Regarding the projects in the South, Terre was driven by a strong vision of what support to third world countries should be about, as we have seen in the “contestation” part. Even though some adjustments were required (see “learning” category), the development of economic projects in the South, aiming at fostering empowerment and autonomy would allow competence development, which would be then used again in the framework of projects at the Belgian level. In other words, the skills acquired in the South would benefit to projects in the North later-on. It would also push Terre to become a pioneer of the renewal of the social economy movement in the end of the 1970s, given its 20 year expertise in this field. Even though it is not quite sure if such large-scale repercussion was anticipated by its pioneers, it revealed over time large benefits, at least in terms of legitimacy.

Learning

The first lesson is that Terre could never have existed without a solidarity movement translated into people’s involvement in fighting poverty: « it has always been a popular adventure since the beginning. This adventure has gathered together men and women with low status and most often without money. But they had intelligence and harms; they could, though a common effort, provide the means for actions”. (William Wauters, 1991, p.38). This historical weight of civil society in solidarity projects led to a vision according to which social innovation would come from the citizens, and not the State. As Salvatore Vetro explains, “the problem of the State is that it is not innovative. However, we deal with fields where you have to be innovative and, for that, I have much more confidence in citizenship and the innovation capacity of citizens. The State is able to pick something up and institutionalize and organize it. The State can also foster the emergence of an innovative civil society”.  

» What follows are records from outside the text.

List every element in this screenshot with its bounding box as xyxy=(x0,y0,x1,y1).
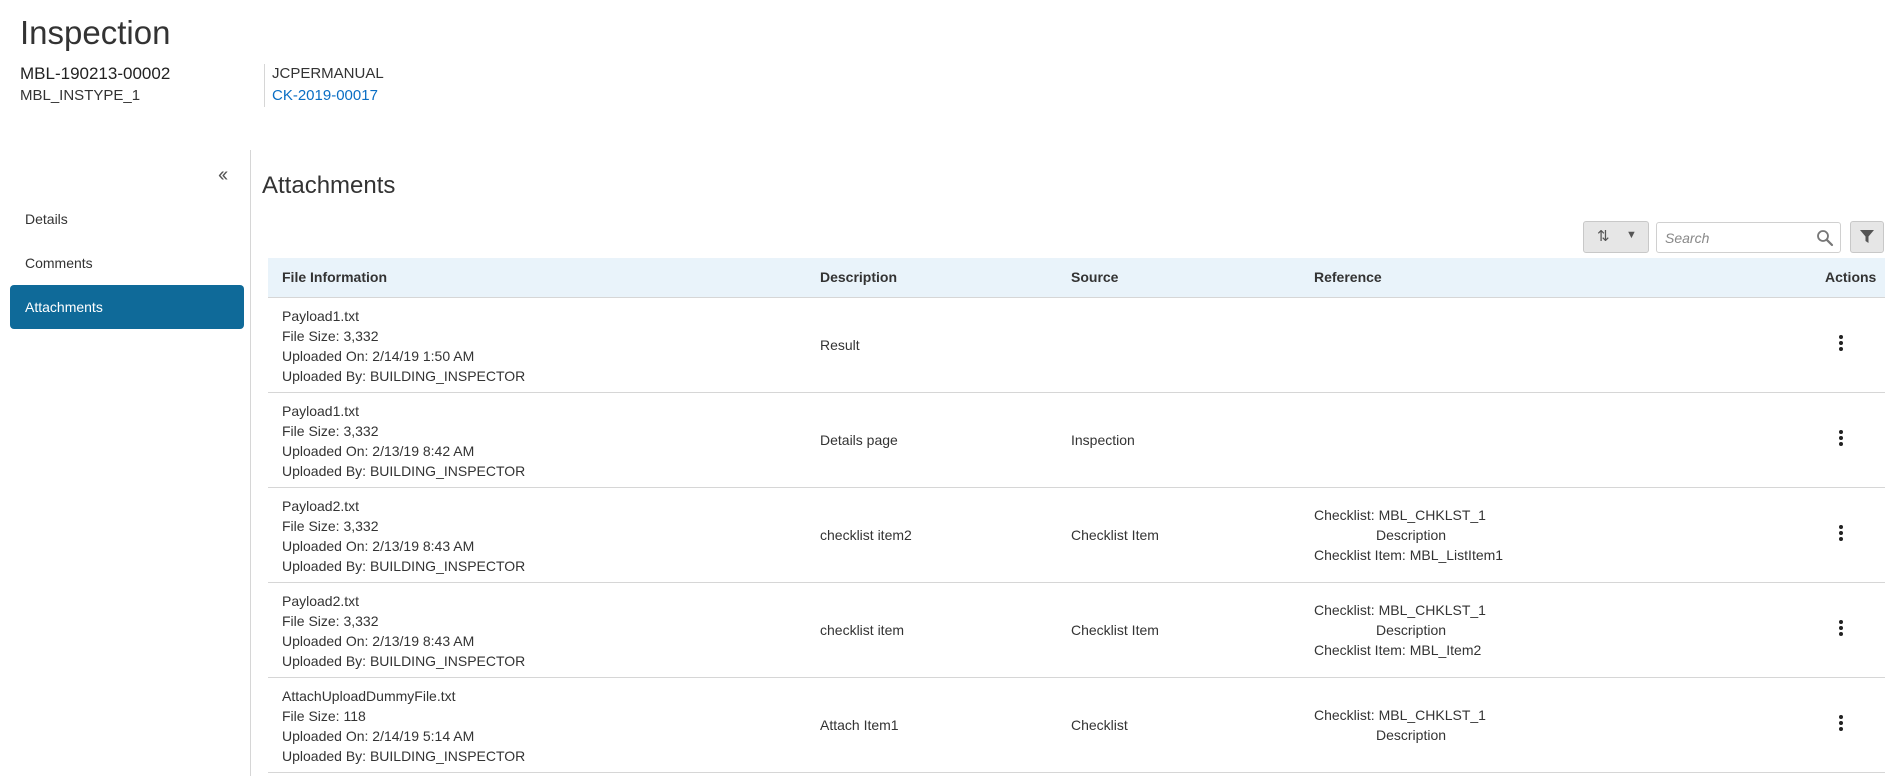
reference-checklist: Checklist: MBL_CHKLST_1 xyxy=(1314,507,1486,523)
page-title: Inspection xyxy=(20,14,171,51)
reference-cell xyxy=(1314,393,1376,487)
table-row[interactable]: Payload1.txt File Size: 3,332 Uploaded O… xyxy=(268,393,1885,488)
reference-cell: Checklist: MBL_CHKLST_1 Description Chec… xyxy=(1314,583,1486,677)
table-row[interactable]: Payload1.txt File Size: 3,332 Uploaded O… xyxy=(268,298,1885,393)
filter-icon xyxy=(1860,230,1874,243)
search-icon[interactable] xyxy=(1816,229,1834,247)
record-owner-info: JCPERMANUAL CK-2019-00017 xyxy=(272,63,384,107)
table-row[interactable]: AttachUploadDummyFile.txt File Size: 118… xyxy=(268,678,1885,773)
inspection-page: Inspection MBL-190213-00002 MBL_INSTYPE_… xyxy=(0,0,1897,776)
reference-cell: Checklist: MBL_CHKLST_1 Description Chec… xyxy=(1314,488,1503,582)
file-name: AttachUploadDummyFile.txt xyxy=(282,688,456,704)
uploaded-by: Uploaded By: BUILDING_INSPECTOR xyxy=(282,653,526,669)
description-cell: Details page xyxy=(820,432,898,448)
collapse-sidebar-icon[interactable]: ‹‹ xyxy=(218,164,228,187)
uploaded-on: Uploaded On: 2/14/19 5:14 AM xyxy=(282,728,475,744)
column-reference[interactable]: Reference xyxy=(1314,258,1382,297)
file-info-cell: Payload2.txt File Size: 3,332 Uploaded O… xyxy=(282,496,525,576)
caret-down-icon: ▼ xyxy=(1626,229,1637,241)
header-divider xyxy=(264,64,265,107)
description-cell: Result xyxy=(820,337,860,353)
uploaded-by: Uploaded By: BUILDING_INSPECTOR xyxy=(282,558,526,574)
reference-description: Description xyxy=(1376,727,1447,743)
record-owner: JCPERMANUAL xyxy=(272,65,384,82)
source-cell: Checklist Item xyxy=(1071,527,1159,543)
search-input[interactable] xyxy=(1657,223,1823,252)
description-cell: Attach Item1 xyxy=(820,717,899,733)
record-type: MBL_INSTYPE_1 xyxy=(20,87,141,104)
record-id: MBL-190213-00002 xyxy=(20,64,171,83)
attachments-table: File Information Description Source Refe… xyxy=(268,258,1885,773)
description-cell: checklist item xyxy=(820,622,905,638)
reference-cell: Checklist: MBL_CHKLST_1 Description xyxy=(1314,678,1486,772)
file-name: Payload1.txt xyxy=(282,403,360,419)
kebab-menu-icon[interactable] xyxy=(1829,618,1853,642)
case-link[interactable]: CK-2019-00017 xyxy=(272,87,378,104)
uploaded-by: Uploaded By: BUILDING_INSPECTOR xyxy=(282,748,526,764)
sidebar-item-attachments[interactable]: Attachments xyxy=(10,285,244,329)
source-cell: Checklist Item xyxy=(1071,622,1159,638)
column-description[interactable]: Description xyxy=(820,258,897,297)
file-name: Payload2.txt xyxy=(282,498,360,514)
uploaded-by: Uploaded By: BUILDING_INSPECTOR xyxy=(282,368,526,384)
uploaded-on: Uploaded On: 2/13/19 8:43 AM xyxy=(282,538,475,554)
uploaded-on: Uploaded On: 2/13/19 8:42 AM xyxy=(282,443,475,459)
record-summary: MBL-190213-00002 MBL_INSTYPE_1 xyxy=(20,63,170,107)
reference-checklist: Checklist: MBL_CHKLST_1 xyxy=(1314,602,1486,618)
uploaded-on: Uploaded On: 2/13/19 8:43 AM xyxy=(282,633,475,649)
file-name: Payload2.txt xyxy=(282,593,360,609)
table-row[interactable]: Payload2.txt File Size: 3,332 Uploaded O… xyxy=(268,583,1885,678)
file-info-cell: AttachUploadDummyFile.txt File Size: 118… xyxy=(282,686,525,766)
source-cell: Checklist xyxy=(1071,717,1128,733)
kebab-menu-icon[interactable] xyxy=(1829,428,1853,452)
sort-icon: ⇅ xyxy=(1597,228,1610,245)
table-header: File Information Description Source Refe… xyxy=(268,258,1885,298)
source-cell: Inspection xyxy=(1071,432,1135,448)
reference-description: Description xyxy=(1376,622,1447,638)
uploaded-by: Uploaded By: BUILDING_INSPECTOR xyxy=(282,463,526,479)
column-actions: Actions xyxy=(1825,269,1877,285)
reference-checklist: Checklist: MBL_CHKLST_1 xyxy=(1314,707,1486,723)
file-info-cell: Payload2.txt File Size: 3,332 Uploaded O… xyxy=(282,591,525,671)
kebab-menu-icon[interactable] xyxy=(1829,713,1853,737)
sidebar-divider xyxy=(250,150,251,776)
reference-description: Description xyxy=(1376,527,1447,543)
column-file-information[interactable]: File Information xyxy=(282,258,387,297)
file-info-cell: Payload1.txt File Size: 3,332 Uploaded O… xyxy=(282,306,525,386)
file-size: File Size: 3,332 xyxy=(282,423,379,439)
file-size: File Size: 118 xyxy=(282,708,366,724)
file-name: Payload1.txt xyxy=(282,308,360,324)
table-row[interactable]: Payload2.txt File Size: 3,332 Uploaded O… xyxy=(268,488,1885,583)
kebab-menu-icon[interactable] xyxy=(1829,523,1853,547)
filter-button[interactable] xyxy=(1850,221,1884,253)
kebab-menu-icon[interactable] xyxy=(1829,333,1853,357)
uploaded-on: Uploaded On: 2/14/19 1:50 AM xyxy=(282,348,475,364)
column-source[interactable]: Source xyxy=(1071,258,1118,297)
section-title: Attachments xyxy=(262,172,396,199)
reference-checklist-item: Checklist Item: MBL_Item2 xyxy=(1314,642,1482,658)
description-cell: checklist item2 xyxy=(820,527,912,543)
file-size: File Size: 3,332 xyxy=(282,613,379,629)
file-size: File Size: 3,332 xyxy=(282,328,379,344)
search-field xyxy=(1656,222,1841,253)
reference-cell xyxy=(1314,298,1376,392)
file-info-cell: Payload1.txt File Size: 3,332 Uploaded O… xyxy=(282,401,525,481)
file-size: File Size: 3,332 xyxy=(282,518,379,534)
sort-button[interactable]: ⇅ ▼ xyxy=(1583,221,1649,253)
sidebar-item-comments[interactable]: Comments xyxy=(10,241,244,285)
reference-checklist-item: Checklist Item: MBL_ListItem1 xyxy=(1314,547,1504,563)
sidebar-item-details[interactable]: Details xyxy=(10,197,244,241)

Regarding more specifically the development of projects of the South, an early lesson was the necessity to develop end-to-end projects, which meant sending volunteers on the ground. In order to exemplify this, we will take the example of a sawmill project in Guatemala in the 1960s, narrated by William Wauters: “In 1963, Terre organized a big day of collections within the city territory of Liège in order to finance a sawmill project in Guatemala That day, around 1500 volunteers, using 45 trucks, collected 300 tonnes of papers, 67 tonnes of textiles, 50 tonnes of non-ferrous metals and 350 tonnes of ferrous metals. The whole thing was worth 700 000 francs. A volunteer had been trained to install and operate the sawmill. [...] After few months, the first pieces of information were far from satisfactory and uncertainty began [...] The results were very clear and very surprising. In the region of Guatemala where the sawmill was supposed to be, there were no trees, and there still isn’t. There will never be a sawmill there ”(William Wauters, 1991, p.39-40). The same kind of observation applied to other projects, which were financed but not implemented by Terre. As a response, Terre decided to take its responsibilities by developing and monitoring projects in the South itself, by sending volunteers on the ground.  

This was the case with the plaster manufacture project in Djemila (Algeria), the first end-to-end project launched by Terre. Before the manufacture, the village was embedded in a damaged area with only men, women, goats and donkeys. Commenting on the positive impact of the installation of the manufacture (e.g. opening of a small hospital with a maternity as well as a school, a bakery, a grocery store, a restaurant and even an hotel), William Wauters pointed out that “the desired results were achieved: an economic reality has been created and it has significantly changed the features of the region” (Wauter, 1991, p.43).